Based on my knowledge, coordinate acceleration of an object is defined as $\boldsymbol{a}=\frac{d^2\boldsymbol{x}}{dt^2}$ where $\boldsymbol{a}$ is spatial part of 4-acceleration $A$, i.e. $\boldsymbol{a}=(A_1, A_2, A_3)$, $\boldsymbol{x}$ is spatial part of 4-position $X$, i.e. $\boldsymbol{x}=(X_1, X_2, X_3)$ (I think positions are recorded by some observer observing the object in some reference frame), and $t$ is time measured probably by the same observer (one who records $\boldsymbol{x}$).

What's the universally agreed definition for coordinate acceleration?

Answer 1

Let's take the example of a freely falling particle near the surface of the earth. Since such a particle never gets really close to relativistic speeds, we can take $\gamma \approx 1$. This also implies we can take $t\approx \tau$, and so the four velocity of such a free falling particle is: $$ U^\lambda = \gamma(c,\vec{v})\approx(c,-gt\ \hat{z}) $$ Now, let's try to apply this to the equation you wrote for the proper acceleration, $A^\lambda$:

$$A^\lambda=\frac{dU^\lambda }{d\tau } + \Gamma^\lambda {}_{\mu \nu}U^\mu U^\nu$$

Since this particle is in geodesic motion, it experiences no proper acceleration. An accelerometer attached to it will give a reading of $0$. Now since $t\approx\tau$ we also see that $\mathrm{d}U^3/\mathrm{d}\tau\approx -g$. In this approximation the only non vanishing component of the equation is for $\lambda=3$ (the $z$-direction) and it reads:

$$ \Gamma^3 {}_{\mu \nu}U^\mu U^\nu \approx g $$

Now, to come back to the main question, why call $\mathrm{d}U^3/\mathrm{d}\tau$ a coordinate acceleration? Because, as we can see it is not an acceleration that an observer freely falling with the particle's frame measures. Rather, in setting up the problem we have implicitly in fact assumed that the components of $U^\lambda$ will be written with respect to an external coordinate system, of some other observer on the surface of the earth. For example, we made the arbitrary choice that negative $\hat{z}$ will stand for the downward vertical direction.

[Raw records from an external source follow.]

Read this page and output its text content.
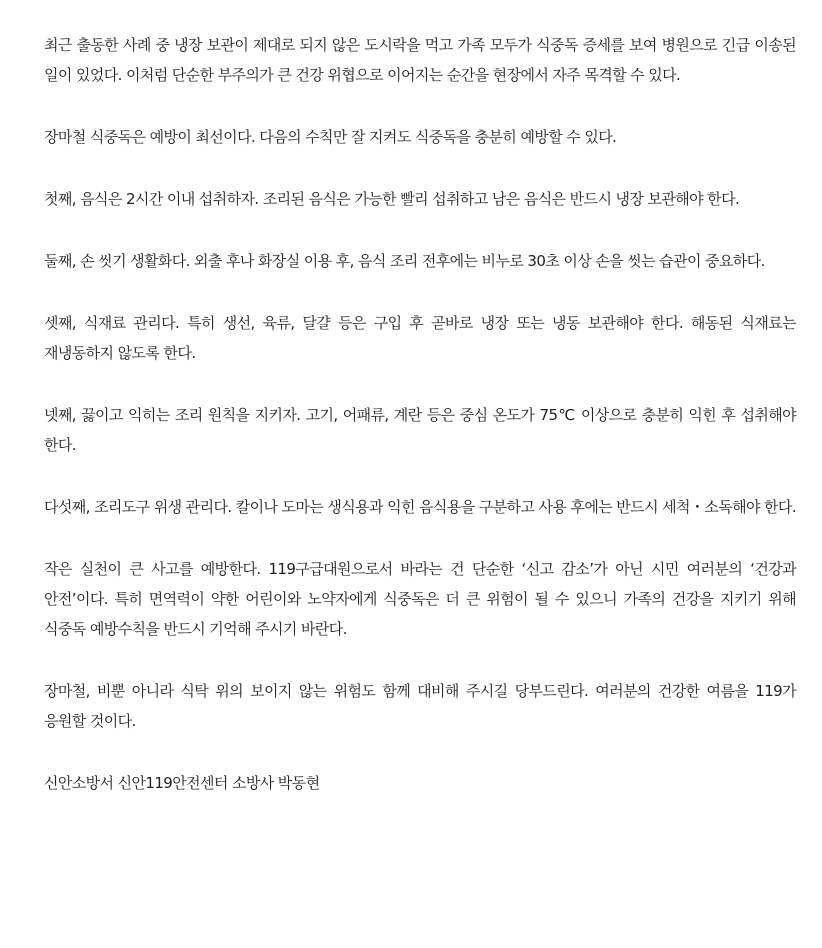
최근 출동한 사례 중 냉장 보관이 제대로 되지 않은 도시락을 먹고 가족 모두가 식중독 증세를 보여 병원으로 긴급 이송된 일이 있었다. 이처럼 단순한 부주의가 큰 건강 위협으로 이어지는 순간을 현장에서 자주 목격할 수 있다.

장마철 식중독은 예방이 최선이다. 다음의 수칙만 잘 지켜도 식중독을 충분히 예방할 수 있다.

첫째, 음식은 2시간 이내 섭취하자. 조리된 음식은 가능한 빨리 섭취하고 남은 음식은 반드시 냉장 보관해야 한다.

둘째, 손 씻기 생활화다. 외출 후나 화장실 이용 후, 음식 조리 전후에는 비누로 30초 이상 손을 씻는 습관이 중요하다.

셋째, 식재료 관리다. 특히 생선, 육류, 달걀 등은 구입 후 곧바로 냉장 또는 냉동 보관해야 한다. 해동된 식재료는 재냉동하지 않도록 한다.

넷째, 끓이고 익히는 조리 원칙을 지키자. 고기, 어패류, 계란 등은 중심 온도가 75℃ 이상으로 충분히 익힌 후 섭취해야 한다.

다섯째, 조리도구 위생 관리다. 칼이나 도마는 생식용과 익힌 음식용을 구분하고 사용 후에는 반드시 세척・소독해야 한다.

작은 실천이 큰 사고를 예방한다. 119구급대원으로서 바라는 건 단순한 ‘신고 감소’가 아닌 시민 여러분의 ‘건강과 안전’이다. 특히 면역력이 약한 어린이와 노약자에게 식중독은 더 큰 위험이 될 수 있으니 가족의 건강을 지키기 위해 식중독 예방수칙을 반드시 기억해 주시기 바란다.

장마철, 비뿐 아니라 식탁 위의 보이지 않는 위험도 함께 대비해 주시길 당부드린다. 여러분의 건강한 여름을 119가 응원할 것이다.

신안소방서 신안119안전센터 소방사 박동현
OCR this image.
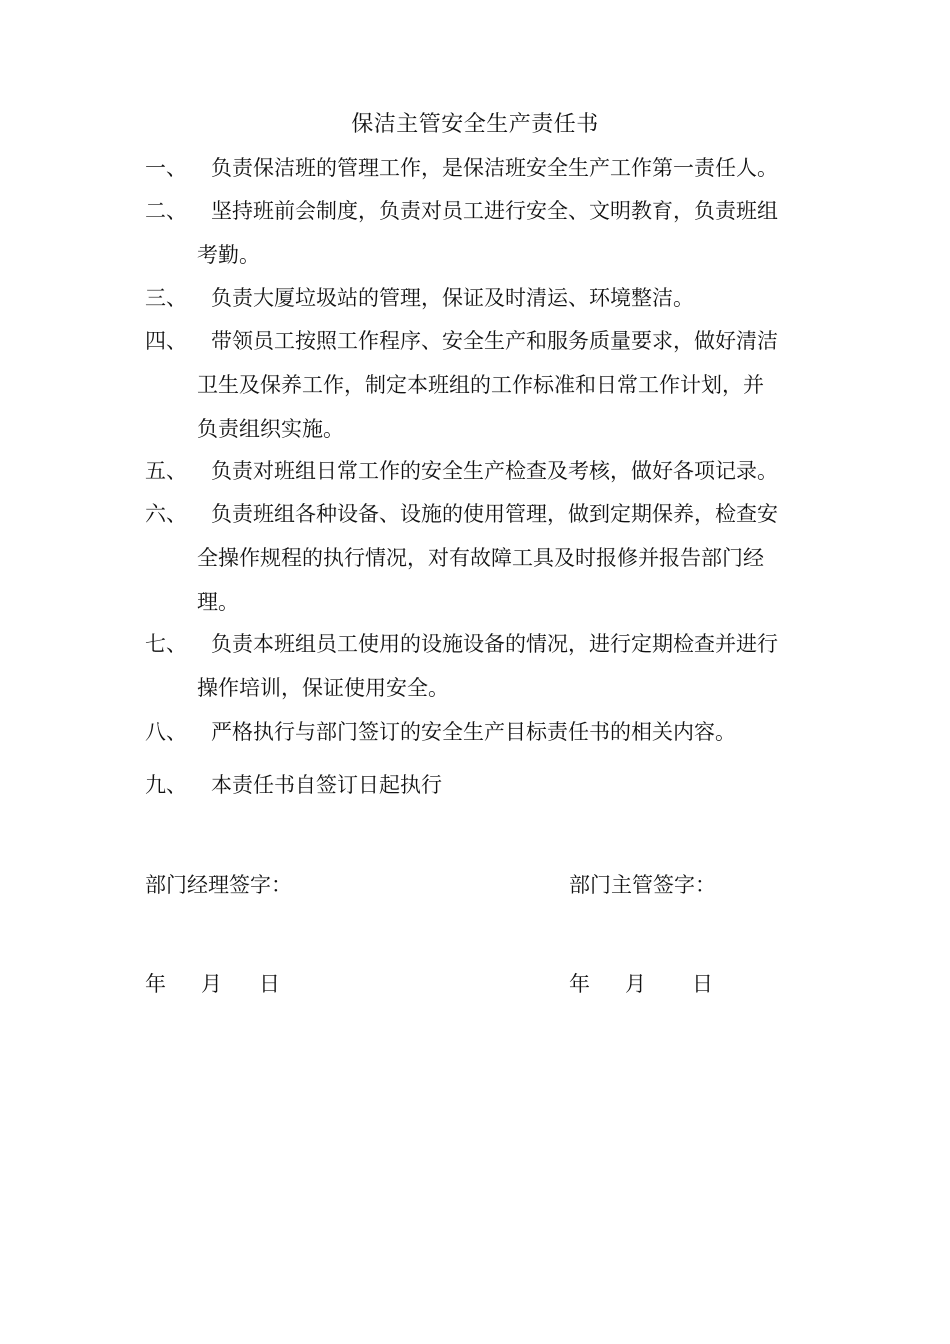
保洁主管安全生产责任书
一、	负责保洁班的管理工作，是保洁班安全生产工作第一责任人。
二、	坚持班前会制度，负责对员工进行安全、文明教育，负责班组
考勤。
三、	负责大厦垃圾站的管理，保证及时清运、环境整洁。
四、	带领员工按照工作程序、安全生产和服务质量要求，做好清洁
卫生及保养工作，制定本班组的工作标准和日常工作计划，并
负责组织实施。
五、	负责对班组日常工作的安全生产检查及考核，做好各项记录。
六、	负责班组各种设备、设施的使用管理，做到定期保养，检查安
全操作规程的执行情况，对有故障工具及时报修并报告部门经
理。
七、	负责本班组员工使用的设施设备的情况，进行定期检查并进行
操作培训，保证使用安全。
八、	严格执行与部门签订的安全生产目标责任书的相关内容。
九、	本责任书自签订日起执行
部门经理签字：	部门主管签字：
年 月 日	年 月 日
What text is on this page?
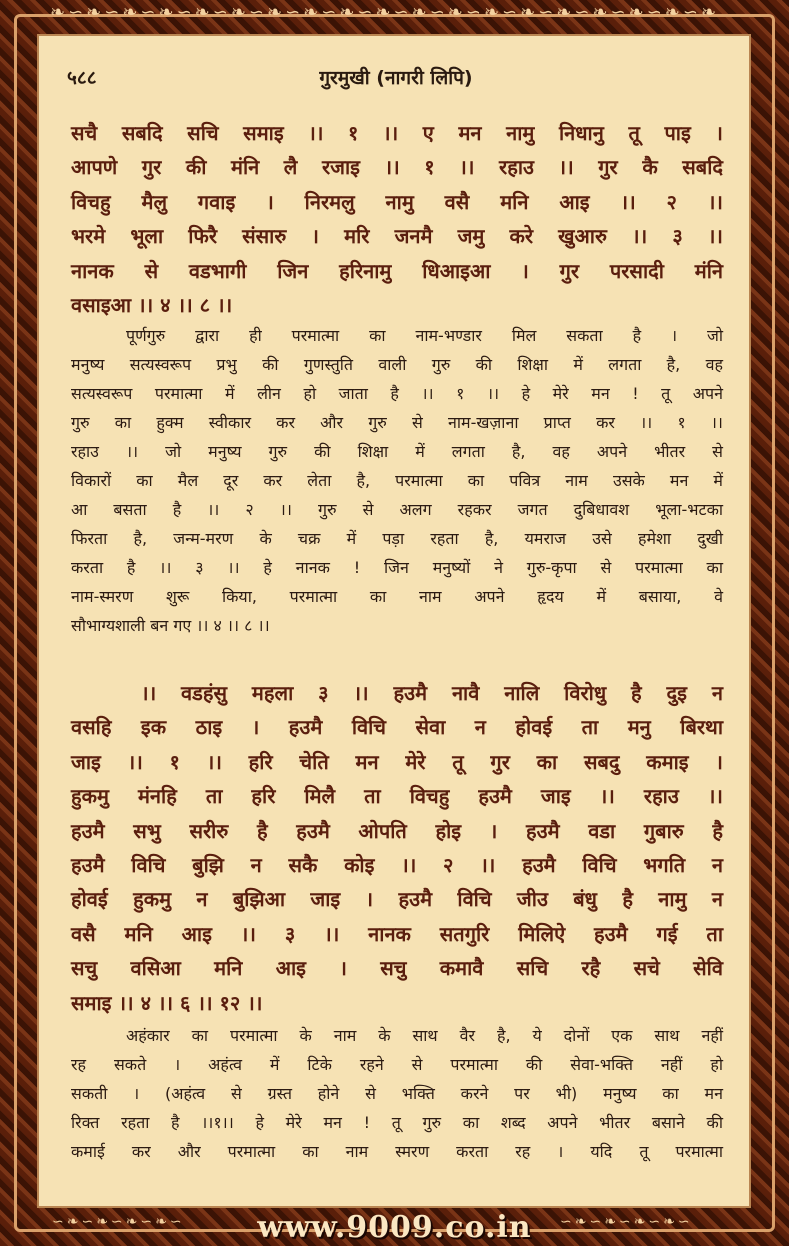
❧∽❧∽❧∽❧∽❧∽❧∽❧∽❧∽❧∽❧∽❧∽❧∽❧∽❧∽❧∽❧∽❧∽❧∽❧
∽❧∽❧∽❧∽❧∽	∽❧∽❧∽❧∽❧∽
५८८	गुरमुखी (नागरी लिपि)
सचै सबदि सचि समाइ ।। १ ।। ए मन नामु निधानु तू पाइ ।
आपणे गुर की मंनि लै रजाइ ।। १ ।। रहाउ ।। गुर कै सबदि
विचहु मैलु गवाइ । निरमलु नामु वसै मनि आइ ।। २ ।।
भरमे भूला फिरै संसारु । मरि जनमै जमु करे खुआरु ।। ३ ।।
नानक से वडभागी जिन हरिनामु धिआइआ । गुर परसादी मंनि
वसाइआ ।। ४ ।। ८ ।।
पूर्णगुरु द्वारा ही परमात्मा का नाम-भण्डार मिल सकता है । जो
मनुष्य सत्यस्वरूप प्रभु की गुणस्तुति वाली गुरु की शिक्षा में लगता है, वह
सत्यस्वरूप परमात्मा में लीन हो जाता है ।। १ ।। हे मेरे मन ! तू अपने
गुरु का हुक्म स्वीकार कर और गुरु से नाम-खज़ाना प्राप्त कर ।। १ ।।
रहाउ ।। जो मनुष्य गुरु की शिक्षा में लगता है, वह अपने भीतर से
विकारों का मैल दूर कर लेता है, परमात्मा का पवित्र नाम उसके मन में
आ बसता है ।। २ ।। गुरु से अलग रहकर जगत दुबिधावश भूला-भटका
फिरता है, जन्म-मरण के चक्र में पड़ा रहता है, यमराज उसे हमेशा दुखी
करता है ।। ३ ।। हे नानक ! जिन मनुष्यों ने गुरु-कृपा से परमात्मा का
नाम-स्मरण शुरू किया, परमात्मा का नाम अपने हृदय में बसाया, वे
सौभाग्यशाली बन गए ।। ४ ।। ८ ।।
।। वडहंसु महला ३ ।। हउमै नावै नालि विरोधु है दुइ न
वसहि इक ठाइ । हउमै विचि सेवा न होवई ता मनु बिरथा
जाइ ।। १ ।। हरि चेति मन मेरे तू गुर का सबदु कमाइ ।
हुकमु मंनहि ता हरि मिलै ता विचहु हउमै जाइ ।। रहाउ ।।
हउमै सभु सरीरु है हउमै ओपति होइ । हउमै वडा गुबारु है
हउमै विचि बुझि न सकै कोइ ।। २ ।। हउमै विचि भगति न
होवई हुकमु न बुझिआ जाइ । हउमै विचि जीउ बंधु है नामु न
वसै मनि आइ ।। ३ ।। नानक सतगुरि मिलिऐ हउमै गई ता
सचु वसिआ मनि आइ । सचु कमावै सचि रहै सचे सेवि
समाइ ।। ४ ।। ६ ।। १२ ।।
अहंकार का परमात्मा के नाम के साथ वैर है, ये दोनों एक साथ नहीं
रह सकते । अहंत्व में टिके रहने से परमात्मा की सेवा-भक्ति नहीं हो
सकती । (अहंत्व से ग्रस्त होने से भक्ति करने पर भी) मनुष्य का मन
रिक्त रहता है ।।१।। हे मेरे मन ! तू गुरु का शब्द अपने भीतर बसाने की
कमाई कर और परमात्मा का नाम स्मरण करता रह । यदि तू परमात्मा
www.9009.co.in
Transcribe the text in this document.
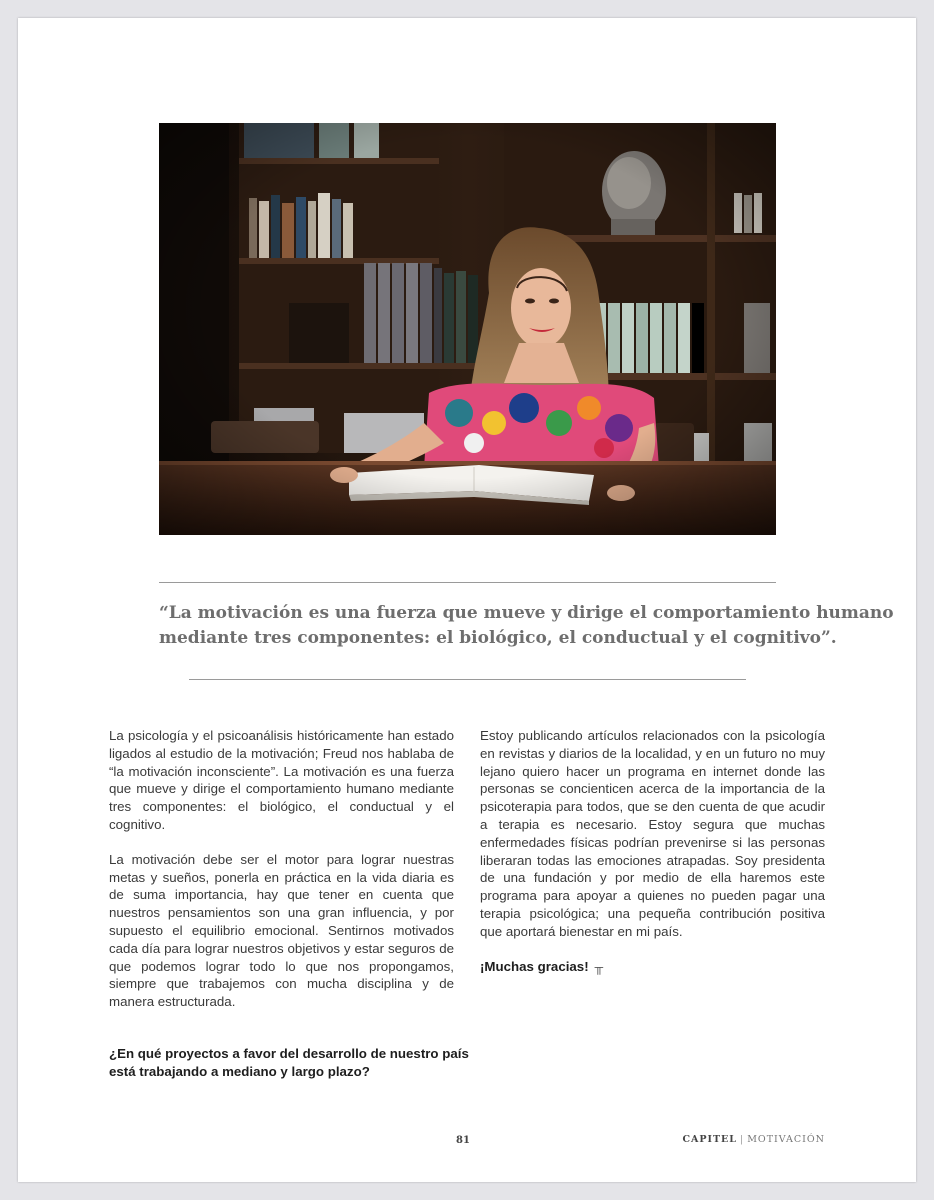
“La motivación es una fuerza que mueve y dirige el comportamiento humano
mediante tres componentes: el biológico, el conductual y el cognitivo”.

La psicología y el psicoanálisis históricamente han estado ligados al estudio de la motivación; Freud nos hablaba de “la motivación inconsciente”. La motivación es una fuerza que mueve y dirige el comportamiento humano mediante tres componentes: el biológico, el conductual y el cognitivo.

La motivación debe ser el motor para lograr nuestras metas y sueños, ponerla en práctica en la vida diaria es de suma importancia, hay que tener en cuenta que nuestros pensamientos son una gran influencia, y por supuesto el equilibrio emocional. Sentirnos motivados cada día para lograr nuestros objetivos y estar seguros de que podemos lograr todo lo que nos propongamos, siempre que trabajemos con mucha disciplina y de manera estructurada.

¿En qué proyectos a favor del desarrollo de nuestro país está trabajando a mediano y largo plazo?

Estoy publicando artículos relacionados con la psicología en revistas y diarios de la localidad, y en un futuro no muy lejano quiero hacer un programa en internet donde las personas se concienticen acerca de la importancia de la psicoterapia para todos, que se den cuenta de que acudir a terapia es necesario. Estoy segura que muchas enfermedades físicas podrían prevenirse si las personas liberaran todas las emociones atrapadas. Soy presidenta de una fundación y por medio de ella haremos este programa para apoyar a quienes no pueden pagar una terapia psicológica; una pequeña contribución positiva que aportará bienestar en mi país.

¡Muchas gracias! ╥

81	CAPITEL | MOTIVACIÓN
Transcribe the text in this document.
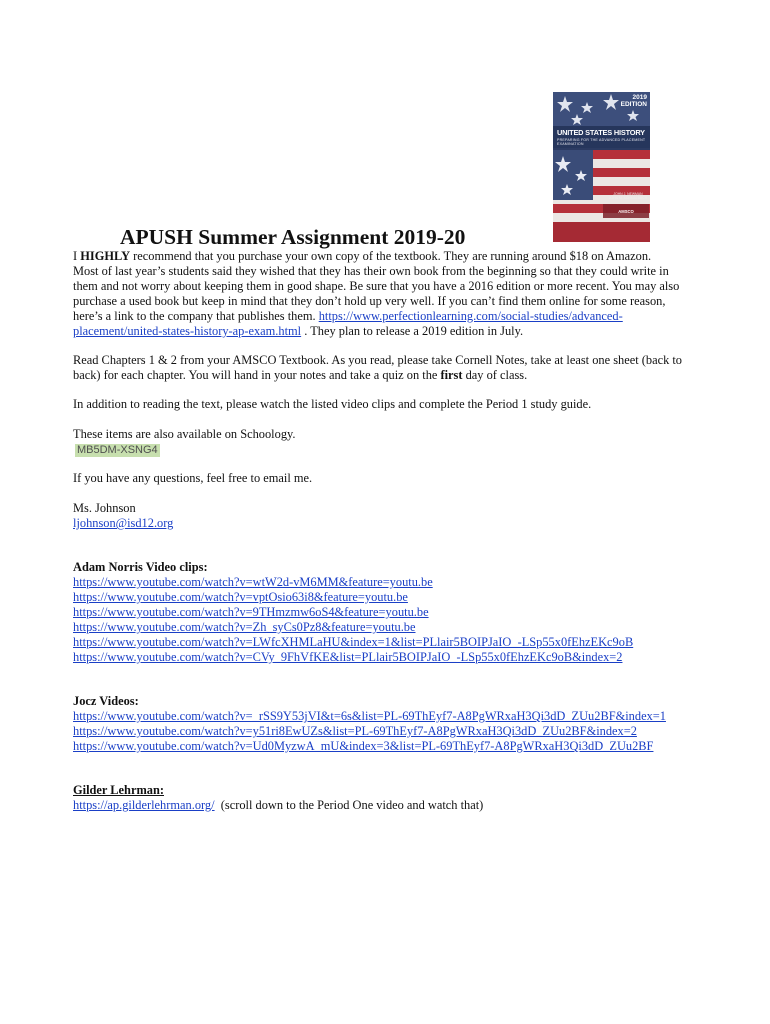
2019
EDITION
UNITED STATES HISTORY
PREPARING FOR THE ADVANCED PLACEMENT EXAMINATION
JOHN J. NEWMAN
JOHN M. SCHMALBACH
AMSCO
APUSH Summer Assignment 2019-20
I HIGHLY recommend that you purchase your own copy of the textbook. They are running around $18 on Amazon.
Most of last year’s students said they wished that they has their own book from the beginning so that they could write in
them and not worry about keeping them in good shape. Be sure that you have a 2016 edition or more recent. You may also
purchase a used book but keep in mind that they don’t hold up very well. If you can’t find them online for some reason,
here’s a link to the company that publishes them. https://www.perfectionlearning.com/social-studies/advanced-
placement/united-states-history-ap-exam.html . They plan to release a 2019 edition in July.
Read Chapters 1 & 2 from your AMSCO Textbook. As you read, please take Cornell Notes, take at least one sheet (back to
back) for each chapter. You will hand in your notes and take a quiz on the first day of class.
In addition to reading the text, please watch the listed video clips and complete the Period 1 study guide.
These items are also available on Schoology.
MB5DM-XSNG4
If you have any questions, feel free to email me.
Ms. Johnson
ljohnson@isd12.org
Adam Norris Video clips:
https://www.youtube.com/watch?v=wtW2d-vM6MM&feature=youtu.be
https://www.youtube.com/watch?v=vptOsio63i8&feature=youtu.be
https://www.youtube.com/watch?v=9THmzmw6oS4&feature=youtu.be
https://www.youtube.com/watch?v=Zh_syCs0Pz8&feature=youtu.be
https://www.youtube.com/watch?v=LWfcXHMLaHU&index=1&list=PLlair5BOIPJaIO_-LSp55x0fEhzEKc9oB
https://www.youtube.com/watch?v=CVy_9FhVfKE&list=PLlair5BOIPJaIO_-LSp55x0fEhzEKc9oB&index=2
Jocz Videos:
https://www.youtube.com/watch?v=_rSS9Y53jVI&t=6s&list=PL-69ThEyf7-A8PgWRxaH3Qi3dD_ZUu2BF&index=1
https://www.youtube.com/watch?v=y51ri8EwUZs&list=PL-69ThEyf7-A8PgWRxaH3Qi3dD_ZUu2BF&index=2
https://www.youtube.com/watch?v=Ud0MyzwA_mU&index=3&list=PL-69ThEyf7-A8PgWRxaH3Qi3dD_ZUu2BF
Gilder Lehrman:
https://ap.gilderlehrman.org/  (scroll down to the Period One video and watch that)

In fact, both the $U^\lambda$ and the $\Gamma^\lambda{}_{\mu\nu}$ take on coordinate dependent values. Nonetheless the combination of them always produces the proper acceleration vector. The magnitude of this vector is invariant and frame independent. In particular, if it vanishes in one frame, it will vanish in every frame. This is in fact expressed in what is known as the geodesic equation:

$$\frac{dU^\lambda }{d\tau } + \Gamma^\lambda {}_{\mu \nu}U^\mu U^\nu = 0 $$

Which describes inertial motion on a geodesic worldline, in the absence of external forces. The equation holds good regardless of the coordinate system we pick.